The bigger reason for the downturn is the realignment of investor expectations around the IT ecosystem. India’s IT sector is built around the provision of cost-effective services — the segment most likely to be heavily impacted by the advent of artificial intelligence (AI) and the associated migration of work to Cloud. Another contributory factor is the increasing popularity of the global capability centre (GCC) model, where multinational corporations (MNCs) opt to develop IT competencies in-house.
The induction of AI has compressed margins across many IT services segments, and AI coding is beginning to replace a large number of coders who worked in India’s firms. This has led to structural changes. Arguably, the impact of AI on the workforce has been visible in data since late 2024-25 (FY25). That is when “fresher headcounts” at IT companies started dropping. That trend of reduced hiring continued through FY26 and is expected to continue into FY27 and beyond. Moreover, in a tight global market with high competition between IT service providers, any efficiency gains arising from AI induction is being passed on to clients. As a result, margins are also under pressure. Investors are, therefore, downgrading their estimates of gains in earnings, at least in the near term.

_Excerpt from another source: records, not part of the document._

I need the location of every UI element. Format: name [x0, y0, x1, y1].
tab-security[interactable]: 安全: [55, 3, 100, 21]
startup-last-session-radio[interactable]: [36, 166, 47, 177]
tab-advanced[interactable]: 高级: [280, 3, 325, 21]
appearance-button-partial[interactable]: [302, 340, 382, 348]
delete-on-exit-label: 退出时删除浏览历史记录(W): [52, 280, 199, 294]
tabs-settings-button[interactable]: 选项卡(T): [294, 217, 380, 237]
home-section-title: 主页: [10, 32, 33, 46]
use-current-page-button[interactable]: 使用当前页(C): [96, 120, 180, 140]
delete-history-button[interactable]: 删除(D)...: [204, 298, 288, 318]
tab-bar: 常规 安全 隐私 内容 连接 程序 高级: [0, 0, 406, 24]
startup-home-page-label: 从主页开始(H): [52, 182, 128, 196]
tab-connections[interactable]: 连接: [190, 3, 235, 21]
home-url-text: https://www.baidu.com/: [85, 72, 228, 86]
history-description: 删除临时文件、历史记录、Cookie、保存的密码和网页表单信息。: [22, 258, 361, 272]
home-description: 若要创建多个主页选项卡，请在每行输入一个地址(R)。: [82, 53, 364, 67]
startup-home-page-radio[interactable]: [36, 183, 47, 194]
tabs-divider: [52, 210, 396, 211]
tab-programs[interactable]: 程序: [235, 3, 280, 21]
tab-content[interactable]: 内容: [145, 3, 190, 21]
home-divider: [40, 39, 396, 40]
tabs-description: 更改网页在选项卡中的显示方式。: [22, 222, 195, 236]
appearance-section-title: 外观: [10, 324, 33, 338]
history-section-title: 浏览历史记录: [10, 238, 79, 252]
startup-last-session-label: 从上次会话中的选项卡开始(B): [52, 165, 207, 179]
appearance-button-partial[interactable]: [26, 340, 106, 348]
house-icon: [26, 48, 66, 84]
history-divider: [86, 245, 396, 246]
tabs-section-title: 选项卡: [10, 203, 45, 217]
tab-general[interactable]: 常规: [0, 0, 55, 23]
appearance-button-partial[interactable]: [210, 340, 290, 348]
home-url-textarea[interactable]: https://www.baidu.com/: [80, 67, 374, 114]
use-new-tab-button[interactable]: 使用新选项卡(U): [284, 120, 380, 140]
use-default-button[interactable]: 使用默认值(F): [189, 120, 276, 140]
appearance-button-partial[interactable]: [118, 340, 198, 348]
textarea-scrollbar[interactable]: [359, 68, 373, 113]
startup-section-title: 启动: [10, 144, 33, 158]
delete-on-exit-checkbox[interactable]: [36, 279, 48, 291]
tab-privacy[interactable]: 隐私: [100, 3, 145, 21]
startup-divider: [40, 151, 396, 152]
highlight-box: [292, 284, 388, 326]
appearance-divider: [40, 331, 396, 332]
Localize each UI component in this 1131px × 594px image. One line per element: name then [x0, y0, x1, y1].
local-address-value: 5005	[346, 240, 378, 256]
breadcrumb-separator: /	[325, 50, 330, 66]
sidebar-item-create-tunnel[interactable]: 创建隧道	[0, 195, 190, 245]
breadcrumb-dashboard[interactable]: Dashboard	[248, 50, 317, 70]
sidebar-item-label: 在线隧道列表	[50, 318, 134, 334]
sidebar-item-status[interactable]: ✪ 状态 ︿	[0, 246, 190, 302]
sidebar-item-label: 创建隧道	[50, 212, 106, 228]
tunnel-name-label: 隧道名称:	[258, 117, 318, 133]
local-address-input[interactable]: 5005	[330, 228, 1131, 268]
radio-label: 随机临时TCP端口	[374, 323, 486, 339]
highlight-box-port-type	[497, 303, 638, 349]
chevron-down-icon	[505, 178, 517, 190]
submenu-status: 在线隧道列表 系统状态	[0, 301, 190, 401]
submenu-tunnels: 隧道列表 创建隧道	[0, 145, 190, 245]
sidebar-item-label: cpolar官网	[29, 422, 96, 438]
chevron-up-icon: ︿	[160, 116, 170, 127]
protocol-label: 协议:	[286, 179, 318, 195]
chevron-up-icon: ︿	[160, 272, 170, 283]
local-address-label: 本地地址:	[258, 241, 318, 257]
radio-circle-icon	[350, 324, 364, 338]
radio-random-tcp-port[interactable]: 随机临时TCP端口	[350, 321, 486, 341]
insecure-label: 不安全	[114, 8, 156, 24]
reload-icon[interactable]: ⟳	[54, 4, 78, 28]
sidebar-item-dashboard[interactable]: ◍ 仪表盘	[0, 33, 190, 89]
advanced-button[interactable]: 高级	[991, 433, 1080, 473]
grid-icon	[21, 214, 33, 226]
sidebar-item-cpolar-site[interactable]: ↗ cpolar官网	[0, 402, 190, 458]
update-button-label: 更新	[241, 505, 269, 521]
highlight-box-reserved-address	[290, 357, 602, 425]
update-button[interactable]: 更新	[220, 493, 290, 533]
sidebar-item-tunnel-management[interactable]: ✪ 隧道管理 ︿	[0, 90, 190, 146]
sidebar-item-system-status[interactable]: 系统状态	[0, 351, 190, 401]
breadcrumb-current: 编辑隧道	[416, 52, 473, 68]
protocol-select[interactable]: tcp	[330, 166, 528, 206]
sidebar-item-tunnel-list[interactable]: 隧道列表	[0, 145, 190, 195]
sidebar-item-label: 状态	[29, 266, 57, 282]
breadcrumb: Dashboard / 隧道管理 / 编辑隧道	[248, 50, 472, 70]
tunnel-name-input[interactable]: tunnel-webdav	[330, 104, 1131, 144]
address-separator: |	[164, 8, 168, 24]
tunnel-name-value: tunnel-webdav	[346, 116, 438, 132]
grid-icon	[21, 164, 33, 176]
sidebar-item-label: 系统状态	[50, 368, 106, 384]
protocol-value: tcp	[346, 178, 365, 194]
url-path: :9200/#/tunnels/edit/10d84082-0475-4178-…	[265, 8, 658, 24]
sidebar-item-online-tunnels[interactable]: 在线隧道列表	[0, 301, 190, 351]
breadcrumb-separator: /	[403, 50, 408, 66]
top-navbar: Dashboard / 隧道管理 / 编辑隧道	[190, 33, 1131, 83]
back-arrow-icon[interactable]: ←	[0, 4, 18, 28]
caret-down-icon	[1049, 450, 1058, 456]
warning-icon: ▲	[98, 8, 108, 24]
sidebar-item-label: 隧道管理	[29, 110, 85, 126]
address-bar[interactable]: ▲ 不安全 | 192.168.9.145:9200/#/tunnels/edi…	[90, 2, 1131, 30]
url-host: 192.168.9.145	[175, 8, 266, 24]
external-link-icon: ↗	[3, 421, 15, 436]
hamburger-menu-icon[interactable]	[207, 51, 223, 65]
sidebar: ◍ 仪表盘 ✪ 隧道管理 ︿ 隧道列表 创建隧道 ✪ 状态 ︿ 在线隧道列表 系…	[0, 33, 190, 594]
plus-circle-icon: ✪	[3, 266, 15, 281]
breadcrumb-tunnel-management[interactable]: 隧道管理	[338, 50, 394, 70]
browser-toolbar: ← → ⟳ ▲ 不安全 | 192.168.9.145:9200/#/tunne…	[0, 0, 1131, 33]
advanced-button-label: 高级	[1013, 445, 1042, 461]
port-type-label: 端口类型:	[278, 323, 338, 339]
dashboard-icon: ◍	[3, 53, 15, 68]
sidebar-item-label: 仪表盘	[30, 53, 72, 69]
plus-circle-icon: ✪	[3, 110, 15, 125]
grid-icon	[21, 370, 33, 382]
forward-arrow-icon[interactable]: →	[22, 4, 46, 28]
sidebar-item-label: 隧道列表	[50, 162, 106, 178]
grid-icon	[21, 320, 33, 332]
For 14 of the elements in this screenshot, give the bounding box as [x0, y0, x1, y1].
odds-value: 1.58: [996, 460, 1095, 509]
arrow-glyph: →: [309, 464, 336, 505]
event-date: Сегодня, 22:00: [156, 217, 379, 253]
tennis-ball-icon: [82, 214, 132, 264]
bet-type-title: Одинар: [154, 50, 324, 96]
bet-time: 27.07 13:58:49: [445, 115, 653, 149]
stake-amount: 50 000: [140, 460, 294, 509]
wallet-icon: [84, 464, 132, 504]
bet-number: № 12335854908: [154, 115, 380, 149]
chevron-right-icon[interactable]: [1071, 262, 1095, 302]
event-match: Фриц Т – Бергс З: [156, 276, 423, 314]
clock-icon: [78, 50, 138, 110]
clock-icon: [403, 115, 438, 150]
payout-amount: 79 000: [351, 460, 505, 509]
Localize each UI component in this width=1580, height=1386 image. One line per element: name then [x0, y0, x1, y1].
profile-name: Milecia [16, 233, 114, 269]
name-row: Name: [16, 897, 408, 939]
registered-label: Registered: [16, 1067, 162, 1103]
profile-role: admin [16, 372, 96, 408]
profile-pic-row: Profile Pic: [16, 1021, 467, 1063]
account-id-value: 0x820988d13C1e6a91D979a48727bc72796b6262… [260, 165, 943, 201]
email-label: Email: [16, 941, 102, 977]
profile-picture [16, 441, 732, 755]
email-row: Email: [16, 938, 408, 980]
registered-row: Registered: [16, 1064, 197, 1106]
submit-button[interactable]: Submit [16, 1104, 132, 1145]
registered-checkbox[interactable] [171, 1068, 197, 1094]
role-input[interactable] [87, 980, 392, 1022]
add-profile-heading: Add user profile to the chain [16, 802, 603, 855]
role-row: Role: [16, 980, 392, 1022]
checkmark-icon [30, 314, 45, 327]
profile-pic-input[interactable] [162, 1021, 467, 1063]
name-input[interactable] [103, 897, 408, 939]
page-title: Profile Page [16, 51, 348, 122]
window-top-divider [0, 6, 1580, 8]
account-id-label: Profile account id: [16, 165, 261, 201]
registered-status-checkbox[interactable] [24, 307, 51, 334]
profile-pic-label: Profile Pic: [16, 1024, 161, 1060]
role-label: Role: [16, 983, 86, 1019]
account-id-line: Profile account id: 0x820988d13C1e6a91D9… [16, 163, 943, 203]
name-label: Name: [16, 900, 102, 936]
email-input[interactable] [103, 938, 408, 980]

There is justified hype around new AI models, which has cut both the time taken to write codes and also demonstrated the ability to detect bugs with unprecedented speed and precision. This has led to the concern that AI adoption will continue to have deflationary effects for some time, resulting in downgraded earnings expectations and lower valuation multiples for IT companies that are not at the cutting edge of AI. Indian companies are widely seen as playing catchup in this area. The consensus is that growth is likely to remain structurally weak across the services space until AI adoption moves into its next phase, which may be expansionary. Eventually the more nimble among IT services providers should be able to carve out new roles supervising AI.
Most industry insiders agree that AI will eventually offer both productivity gains and market expansion. But the gains will come with a lag and until then, valuations may remain low. Current advisories suggest continuing caution about discretionary spending on the part of clients. In the absence of revenue growth, margins are likely to remain under pressure, and a weaker rupee would provide only partial relief. As such, consensus expectations about the first half of FY27 are muted. Over the medium term, a lot will depend on how the AI world evolves and how Indian companies adapt and innovate.